Слушая вполуха её болтовню, Пичугин вспоминал Коротышку, который, как и Лютый, будто сквозь землю провалился после смерти Могилы. В прежней банде Коротышка, у которого тогда ещё были и ноги, и имя, слыл за бесшабашного, смелого парня, который не боялся ни Бога, ни чёрта, ни прокурора, а после взрыва в ресторане превратился в шута. Ненависть свернулась на сердце, словно кошка, проступая складками вокруг рта, и Могила слышал, как калека клацает во сне зубами, мечтая поквитаться, но бандит любил пощекотать себе нервы и потому держал его при себе, словно бомбу с испорченным часовым механизмом. Но со временем Коротышка свыкся со своей участью, а главарь банды так привык к нему, что, и правда, стал верить, будто безногий приносит ему удачу. А теперь он исчез, словно Могила утащил его с собой, не желая расставаться с талисманом. Если бы Пичугин узнал о том, как Саам похоронил Коротышку заживо, то удивился бы своей прозорливости.
Чувство опасности притупляло голод, и, карауля Антонова, Лютый прожил на грибах и двух проросших картофелинах. А когда вернулся в лес, ощутил, что смертельно устал. Ноги и руки как будто налились свинцом, Лютый с трудом передвигался, словно перед ним стояла невидимая стена, голова кружилась, всё плыло перед глазами, и, упав ничком, он пролежал, казалось, целую вечность, не в силах пошевелиться. Его бил озноб, тело ломило, и он, плача, молился о быстрой смерти. Лютому казалось, что его вскрывают: проводят скальпелем от шеи до низа живота, так что появляется резкая, острая боль, а потом, со всей силы дёрнув, раскрывают его, оставив лежать выпотрошенным, словно старый, рваный матрас. В бреду он чувствовал, как ветер гуляет по кишкам, обдавая холодом, а еловые иголки, набившись внутрь, колют желудок. Деревья склонились над Лютым, как врачи над операционным столом, и Савелия охватил голодный страх: ему мерещилось, что ветки тянутся к нему, чтобы разорвать на куски и проглотить щерившимися ртами, за которые он принимал темневшие дупла. Измученный страданиями, Лютый забылся в полусне-полубреду, его то бросало в жар, то било в ознобе, и он пролежал без сознания несколько дней.

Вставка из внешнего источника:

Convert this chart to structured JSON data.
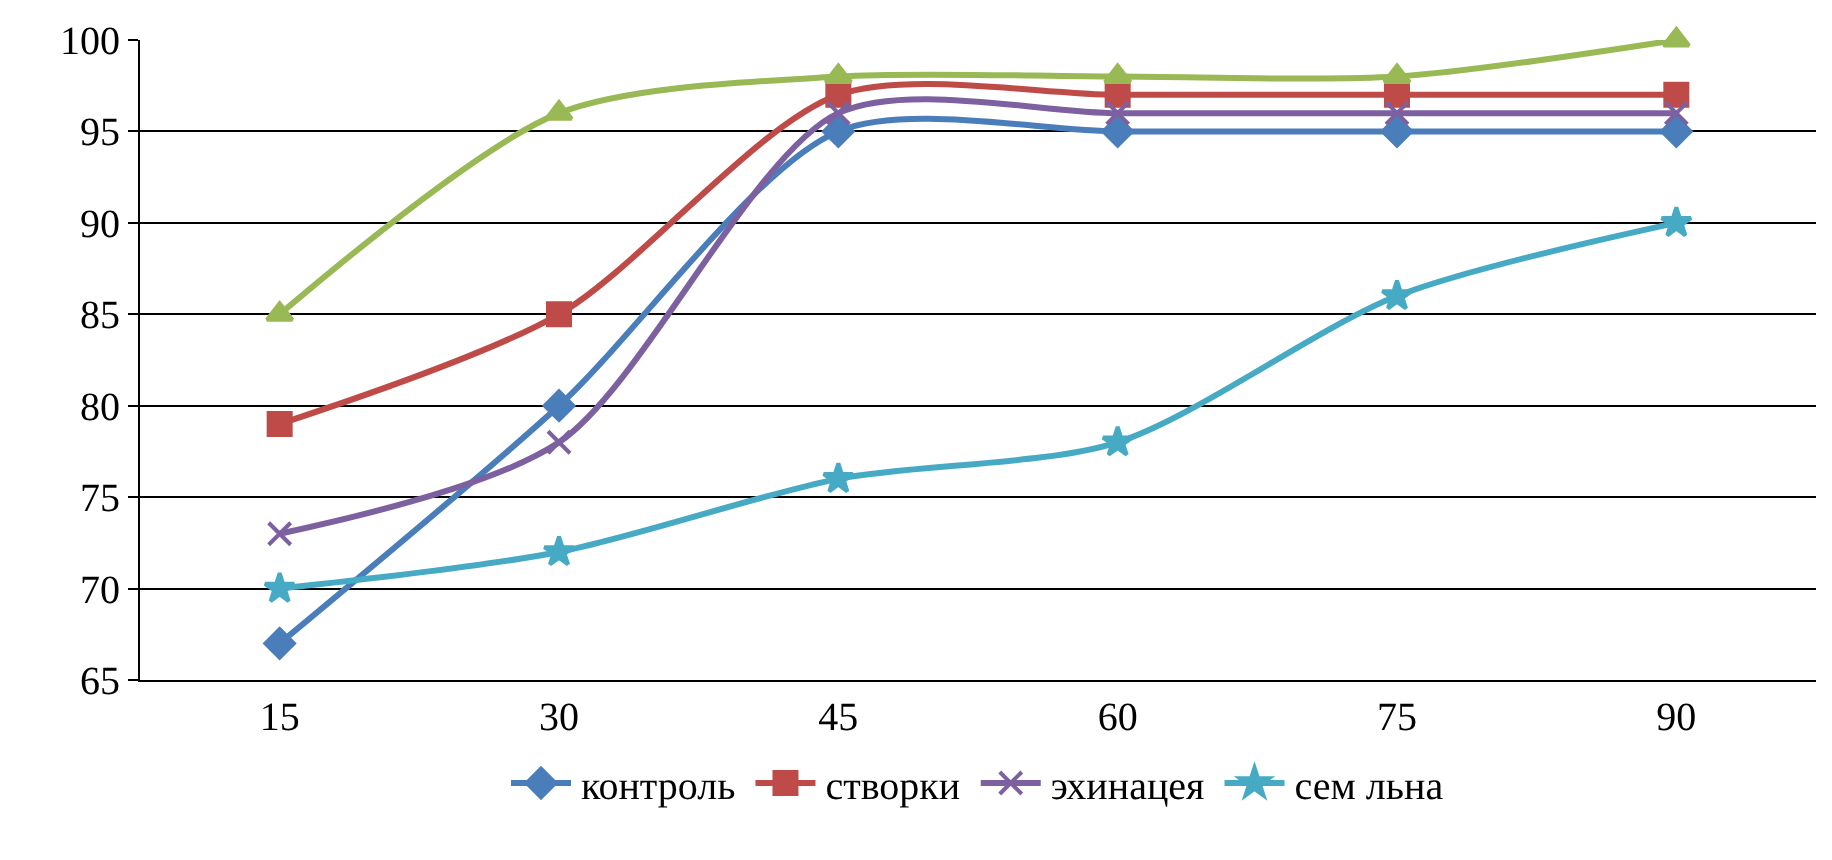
{
  "chart_data": {
    "type": "line",
    "categories": [
      "15",
      "30",
      "45",
      "60",
      "75",
      "90"
    ],
    "series": [
      {
        "name": "контроль",
        "color": "#4a7ebb",
        "marker": "diamond",
        "values": [
          67,
          80,
          95,
          95,
          95,
          95
        ]
      },
      {
        "name": "створки",
        "color": "#be4b48",
        "marker": "square",
        "values": [
          79,
          85,
          97,
          97,
          97,
          97
        ]
      },
      {
        "color": "#98b954",
        "marker": "triangle",
        "values": [
          85,
          96,
          98,
          98,
          98,
          100
        ]
      },
      {
        "name": "эхинацея",
        "color": "#7d60a0",
        "marker": "cross",
        "values": [
          73,
          78,
          96,
          96,
          96,
          96
        ]
      },
      {
        "name": "сем льна",
        "color": "#46aac5",
        "marker": "star",
        "values": [
          70,
          72,
          76,
          78,
          86,
          90
        ]
      }
    ],
    "ylim": [
      65,
      100
    ],
    "yticks": [
      65,
      70,
      75,
      80,
      85,
      90,
      95,
      100
    ],
    "grid": "y",
    "legend": "bottom",
    "line_style": "solid"
  }
}
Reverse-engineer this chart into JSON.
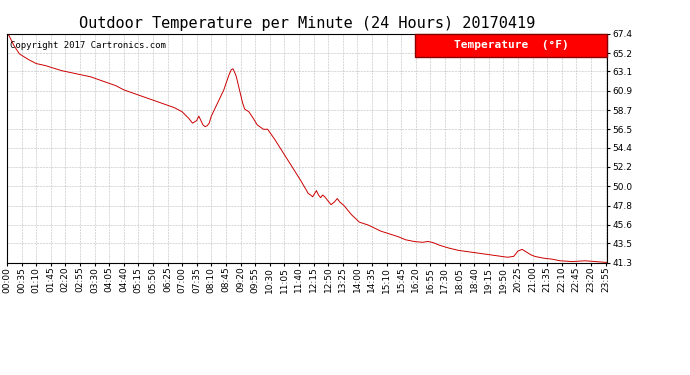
{
  "title": "Outdoor Temperature per Minute (24 Hours) 20170419",
  "copyright_text": "Copyright 2017 Cartronics.com",
  "legend_label": "Temperature  (°F)",
  "line_color": "#cc0000",
  "background_color": "#ffffff",
  "grid_color": "#bbbbbb",
  "ylim": [
    41.3,
    67.4
  ],
  "yticks": [
    41.3,
    43.5,
    45.6,
    47.8,
    50.0,
    52.2,
    54.4,
    56.5,
    58.7,
    60.9,
    63.1,
    65.2,
    67.4
  ],
  "title_fontsize": 11,
  "legend_fontsize": 8,
  "tick_fontsize": 6.5,
  "total_minutes": 1440,
  "x_tick_interval": 35,
  "keypoints": [
    [
      0,
      67.4
    ],
    [
      5,
      67.2
    ],
    [
      15,
      66.2
    ],
    [
      30,
      65.1
    ],
    [
      50,
      64.5
    ],
    [
      70,
      64.0
    ],
    [
      90,
      63.8
    ],
    [
      110,
      63.5
    ],
    [
      130,
      63.2
    ],
    [
      150,
      63.0
    ],
    [
      170,
      62.8
    ],
    [
      200,
      62.5
    ],
    [
      230,
      62.0
    ],
    [
      260,
      61.5
    ],
    [
      280,
      61.0
    ],
    [
      310,
      60.5
    ],
    [
      340,
      60.0
    ],
    [
      370,
      59.5
    ],
    [
      400,
      59.0
    ],
    [
      420,
      58.5
    ],
    [
      435,
      57.8
    ],
    [
      445,
      57.2
    ],
    [
      455,
      57.5
    ],
    [
      460,
      58.0
    ],
    [
      465,
      57.5
    ],
    [
      470,
      57.0
    ],
    [
      475,
      56.8
    ],
    [
      480,
      56.9
    ],
    [
      485,
      57.2
    ],
    [
      490,
      58.0
    ],
    [
      500,
      59.0
    ],
    [
      510,
      60.0
    ],
    [
      520,
      61.0
    ],
    [
      527,
      62.0
    ],
    [
      533,
      62.8
    ],
    [
      538,
      63.3
    ],
    [
      542,
      63.4
    ],
    [
      546,
      63.0
    ],
    [
      550,
      62.5
    ],
    [
      555,
      61.5
    ],
    [
      560,
      60.5
    ],
    [
      565,
      59.5
    ],
    [
      570,
      58.8
    ],
    [
      580,
      58.5
    ],
    [
      590,
      57.8
    ],
    [
      600,
      57.0
    ],
    [
      615,
      56.5
    ],
    [
      625,
      56.5
    ],
    [
      640,
      55.5
    ],
    [
      660,
      54.0
    ],
    [
      680,
      52.5
    ],
    [
      700,
      51.0
    ],
    [
      715,
      49.8
    ],
    [
      722,
      49.2
    ],
    [
      728,
      49.0
    ],
    [
      733,
      48.8
    ],
    [
      737,
      49.1
    ],
    [
      742,
      49.5
    ],
    [
      747,
      49.0
    ],
    [
      752,
      48.7
    ],
    [
      757,
      49.0
    ],
    [
      762,
      48.8
    ],
    [
      767,
      48.5
    ],
    [
      772,
      48.2
    ],
    [
      777,
      47.9
    ],
    [
      785,
      48.2
    ],
    [
      792,
      48.6
    ],
    [
      798,
      48.2
    ],
    [
      808,
      47.8
    ],
    [
      825,
      46.8
    ],
    [
      845,
      45.9
    ],
    [
      865,
      45.6
    ],
    [
      895,
      44.9
    ],
    [
      915,
      44.6
    ],
    [
      935,
      44.3
    ],
    [
      955,
      43.9
    ],
    [
      975,
      43.7
    ],
    [
      995,
      43.6
    ],
    [
      1010,
      43.7
    ],
    [
      1020,
      43.6
    ],
    [
      1035,
      43.3
    ],
    [
      1055,
      43.0
    ],
    [
      1080,
      42.7
    ],
    [
      1110,
      42.5
    ],
    [
      1140,
      42.3
    ],
    [
      1170,
      42.1
    ],
    [
      1200,
      41.9
    ],
    [
      1215,
      42.0
    ],
    [
      1225,
      42.6
    ],
    [
      1235,
      42.8
    ],
    [
      1245,
      42.5
    ],
    [
      1255,
      42.2
    ],
    [
      1265,
      42.0
    ],
    [
      1285,
      41.8
    ],
    [
      1305,
      41.7
    ],
    [
      1325,
      41.5
    ],
    [
      1355,
      41.4
    ],
    [
      1385,
      41.5
    ],
    [
      1415,
      41.4
    ],
    [
      1439,
      41.3
    ]
  ]
}
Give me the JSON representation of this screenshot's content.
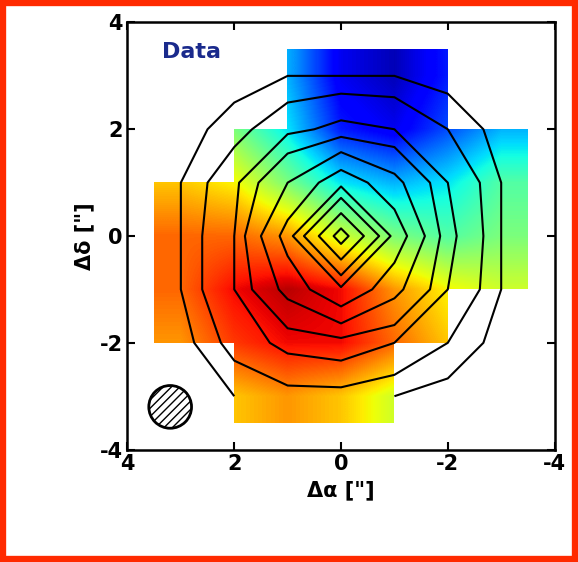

А когда очнулся, не мог вспомнить, где находится и почему. Ощупывая руками чужое, высохшее тело, которое не слушалось его, он пытался подняться, но не смог. Сил хватило только чтобы перевернуться на бок, и он уставился в белёсый ягель, почему-то напомнивший ему фрукты в белке, которые готовила мать, так что Лютый причмокнул от воспоминаний. Из-под ягеля прорывались другие мхи, похожие на инопланетные растения: на тонких ножках висели хищные головы, а полые трубки разевали широкие рты. Лютый подумал, что так и должны выглядеть джунгли на далёкой планете, и ему захотелось заблудиться в них, сбежав от опостылевших ёлок и берёз, которые только и встречались в скудной заполярной тайге. Он уже не понимал, бродит он в своих фантазиях по чужой планете или, став размером с ягоду-водянику, темневшую на кусте, лежит среди мхов и лишайников, возвышающихся над ним. Потянувшись онемевшей рукой к ягодам, он сорвал их, размазав по руке, и жадно слизал с ладони. Ягоды были безвкусные, зато заглушали жажду, и Лютый, собирая водянику, гнал от себя безумные мысли и страхи, которые мурашками бегали по спине.